In order to be eligible to select this module as optional or elective, where available, students must meet all prerequisite conditions to the satisfaction of the module leader. Places for students taking the module as optional or elective are limited and will be allocated according to the department’s module selection policy.

Programmes on which available:

  • MSc Computer Science
  • MSc Software Systems Engineering

Prerequisites:

To be eligible to select this module, students must have:

  • an understanding of the basics of programming and software engineering.

Content

The course covers in depth major issues in computer security related to computer programming, in particular it provides a detailed treatment of theory and practice for:

  1. Vulnerabilities and faults
  2. Secure information flow

Students will be introduced to removal of vulnerabilities of code via fault detection. Topics covered will include Data Flow Analysis and Fuzz Testing.

The bulk of the course will be devoted to theory and practice of secure information flow. Students will learn how to use dependence analysis extracted via a slicing tool to do practical information flow control. They will learn how type systems can be used to assess information flow properties such as confidentiality and tainting.
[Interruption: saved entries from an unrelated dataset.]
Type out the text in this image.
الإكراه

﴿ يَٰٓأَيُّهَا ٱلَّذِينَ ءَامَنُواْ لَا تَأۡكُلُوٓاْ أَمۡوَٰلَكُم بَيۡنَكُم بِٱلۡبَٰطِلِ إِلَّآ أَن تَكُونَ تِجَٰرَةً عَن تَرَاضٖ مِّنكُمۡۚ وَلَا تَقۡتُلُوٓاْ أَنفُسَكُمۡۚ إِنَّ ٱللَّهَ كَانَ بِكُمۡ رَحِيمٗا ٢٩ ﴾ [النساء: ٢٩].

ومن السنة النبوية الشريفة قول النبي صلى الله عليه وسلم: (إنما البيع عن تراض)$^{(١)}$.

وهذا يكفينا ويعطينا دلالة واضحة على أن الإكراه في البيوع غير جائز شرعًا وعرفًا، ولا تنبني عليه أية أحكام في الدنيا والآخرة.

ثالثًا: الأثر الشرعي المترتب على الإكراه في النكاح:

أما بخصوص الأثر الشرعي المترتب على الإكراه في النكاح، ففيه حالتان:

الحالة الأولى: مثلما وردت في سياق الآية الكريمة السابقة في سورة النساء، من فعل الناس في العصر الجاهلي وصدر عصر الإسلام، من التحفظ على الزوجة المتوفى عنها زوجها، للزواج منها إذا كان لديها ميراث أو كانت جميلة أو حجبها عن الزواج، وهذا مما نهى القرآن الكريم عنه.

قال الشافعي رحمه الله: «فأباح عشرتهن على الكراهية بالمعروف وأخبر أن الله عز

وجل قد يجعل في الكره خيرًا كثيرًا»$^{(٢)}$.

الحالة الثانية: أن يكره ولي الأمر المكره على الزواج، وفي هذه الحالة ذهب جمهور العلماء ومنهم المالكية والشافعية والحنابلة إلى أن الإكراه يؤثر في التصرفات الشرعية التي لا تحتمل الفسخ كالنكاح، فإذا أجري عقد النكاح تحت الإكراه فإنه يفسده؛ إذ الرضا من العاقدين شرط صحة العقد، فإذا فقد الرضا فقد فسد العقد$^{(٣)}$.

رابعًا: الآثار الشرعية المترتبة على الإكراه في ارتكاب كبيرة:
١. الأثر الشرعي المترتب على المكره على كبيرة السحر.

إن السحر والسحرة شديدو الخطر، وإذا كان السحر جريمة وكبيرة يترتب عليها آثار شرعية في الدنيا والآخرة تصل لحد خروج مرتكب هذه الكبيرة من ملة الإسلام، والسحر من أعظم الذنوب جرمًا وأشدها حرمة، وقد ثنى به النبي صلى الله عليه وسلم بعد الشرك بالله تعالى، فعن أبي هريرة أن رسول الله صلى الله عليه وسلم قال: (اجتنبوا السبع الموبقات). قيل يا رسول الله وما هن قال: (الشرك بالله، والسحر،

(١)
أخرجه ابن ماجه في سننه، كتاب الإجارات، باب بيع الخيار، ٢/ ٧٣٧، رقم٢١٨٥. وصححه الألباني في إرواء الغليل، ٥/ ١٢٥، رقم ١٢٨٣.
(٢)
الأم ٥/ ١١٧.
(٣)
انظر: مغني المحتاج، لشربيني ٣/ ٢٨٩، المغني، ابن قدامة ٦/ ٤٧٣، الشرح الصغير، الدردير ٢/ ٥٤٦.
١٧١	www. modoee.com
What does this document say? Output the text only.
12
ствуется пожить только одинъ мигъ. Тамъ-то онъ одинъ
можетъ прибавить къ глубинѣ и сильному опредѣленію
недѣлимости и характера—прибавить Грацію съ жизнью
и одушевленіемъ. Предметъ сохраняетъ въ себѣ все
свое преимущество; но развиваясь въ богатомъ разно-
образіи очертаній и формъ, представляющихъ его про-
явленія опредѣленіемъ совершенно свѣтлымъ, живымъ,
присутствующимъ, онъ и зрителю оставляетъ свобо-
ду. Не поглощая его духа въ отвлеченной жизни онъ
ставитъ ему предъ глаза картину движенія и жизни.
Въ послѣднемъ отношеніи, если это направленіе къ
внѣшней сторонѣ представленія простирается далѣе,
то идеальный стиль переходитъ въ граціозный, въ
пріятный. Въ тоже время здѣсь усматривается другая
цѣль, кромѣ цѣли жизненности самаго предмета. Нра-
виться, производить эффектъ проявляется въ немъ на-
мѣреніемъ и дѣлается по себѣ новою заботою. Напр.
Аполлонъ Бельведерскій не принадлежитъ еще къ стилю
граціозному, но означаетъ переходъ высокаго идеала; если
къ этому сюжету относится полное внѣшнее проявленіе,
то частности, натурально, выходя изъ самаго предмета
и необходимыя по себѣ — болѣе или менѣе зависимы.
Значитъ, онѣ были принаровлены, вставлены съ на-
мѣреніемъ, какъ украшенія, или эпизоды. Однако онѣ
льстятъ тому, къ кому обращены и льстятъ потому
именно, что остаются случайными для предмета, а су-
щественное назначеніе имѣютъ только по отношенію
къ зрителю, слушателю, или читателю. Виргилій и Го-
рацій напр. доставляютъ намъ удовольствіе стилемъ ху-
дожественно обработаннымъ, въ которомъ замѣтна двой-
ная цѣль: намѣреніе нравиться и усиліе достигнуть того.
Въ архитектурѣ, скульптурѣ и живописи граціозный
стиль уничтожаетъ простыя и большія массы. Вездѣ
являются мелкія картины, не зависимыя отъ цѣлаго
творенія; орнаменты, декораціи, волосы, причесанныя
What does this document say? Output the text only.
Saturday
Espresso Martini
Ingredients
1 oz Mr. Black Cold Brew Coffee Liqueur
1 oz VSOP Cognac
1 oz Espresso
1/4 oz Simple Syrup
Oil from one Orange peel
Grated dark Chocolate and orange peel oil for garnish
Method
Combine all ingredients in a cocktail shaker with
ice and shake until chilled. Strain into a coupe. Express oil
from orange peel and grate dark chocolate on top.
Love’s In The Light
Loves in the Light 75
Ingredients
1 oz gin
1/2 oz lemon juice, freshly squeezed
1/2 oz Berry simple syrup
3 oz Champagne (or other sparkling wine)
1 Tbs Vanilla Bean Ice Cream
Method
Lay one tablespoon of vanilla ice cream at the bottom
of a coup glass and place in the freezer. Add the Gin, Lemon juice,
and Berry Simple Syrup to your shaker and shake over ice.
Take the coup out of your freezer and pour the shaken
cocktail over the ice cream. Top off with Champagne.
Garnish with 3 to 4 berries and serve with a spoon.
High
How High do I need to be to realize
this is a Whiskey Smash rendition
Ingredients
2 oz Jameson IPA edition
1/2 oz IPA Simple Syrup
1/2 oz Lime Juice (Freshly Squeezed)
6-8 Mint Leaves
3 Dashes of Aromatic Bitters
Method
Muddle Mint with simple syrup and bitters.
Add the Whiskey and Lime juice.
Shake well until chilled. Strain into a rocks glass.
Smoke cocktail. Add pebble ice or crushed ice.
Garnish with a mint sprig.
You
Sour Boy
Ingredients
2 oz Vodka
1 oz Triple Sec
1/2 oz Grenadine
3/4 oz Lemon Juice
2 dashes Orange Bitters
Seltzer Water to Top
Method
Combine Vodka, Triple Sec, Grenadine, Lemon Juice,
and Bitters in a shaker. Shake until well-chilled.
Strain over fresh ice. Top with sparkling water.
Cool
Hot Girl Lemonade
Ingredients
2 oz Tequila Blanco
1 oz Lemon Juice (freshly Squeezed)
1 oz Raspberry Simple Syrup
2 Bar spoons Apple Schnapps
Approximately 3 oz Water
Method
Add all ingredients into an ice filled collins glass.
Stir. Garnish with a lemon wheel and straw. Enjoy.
They will be taught some underlying theory and progress to more advanced topics such as flow sensitive type systems, information erasure, declassification, Secure Multi Execution and measuring information flow. Concepts will be illustrated with code examples and techniques supported by tools such as JIF, PARAGON, CBMC and LeakWatch.

An indicative reading list is available via http://readinglists.ucl.ac.uk/departments/comps_eng.html.

Delivery

The module is delivered through a combination of lectures, problem solving sessions and training on laboratory tools.

Assessment

This module delivery is assessed as below:

#

Title

Weight (%)

Notes

1

Unseen written examination (2hrs 30mins)

70

 

2

Review essay

15

 

3

Technical exercise

15

 

In order to pass this module delivery, students must achieve an overall weighted module mark of 50%.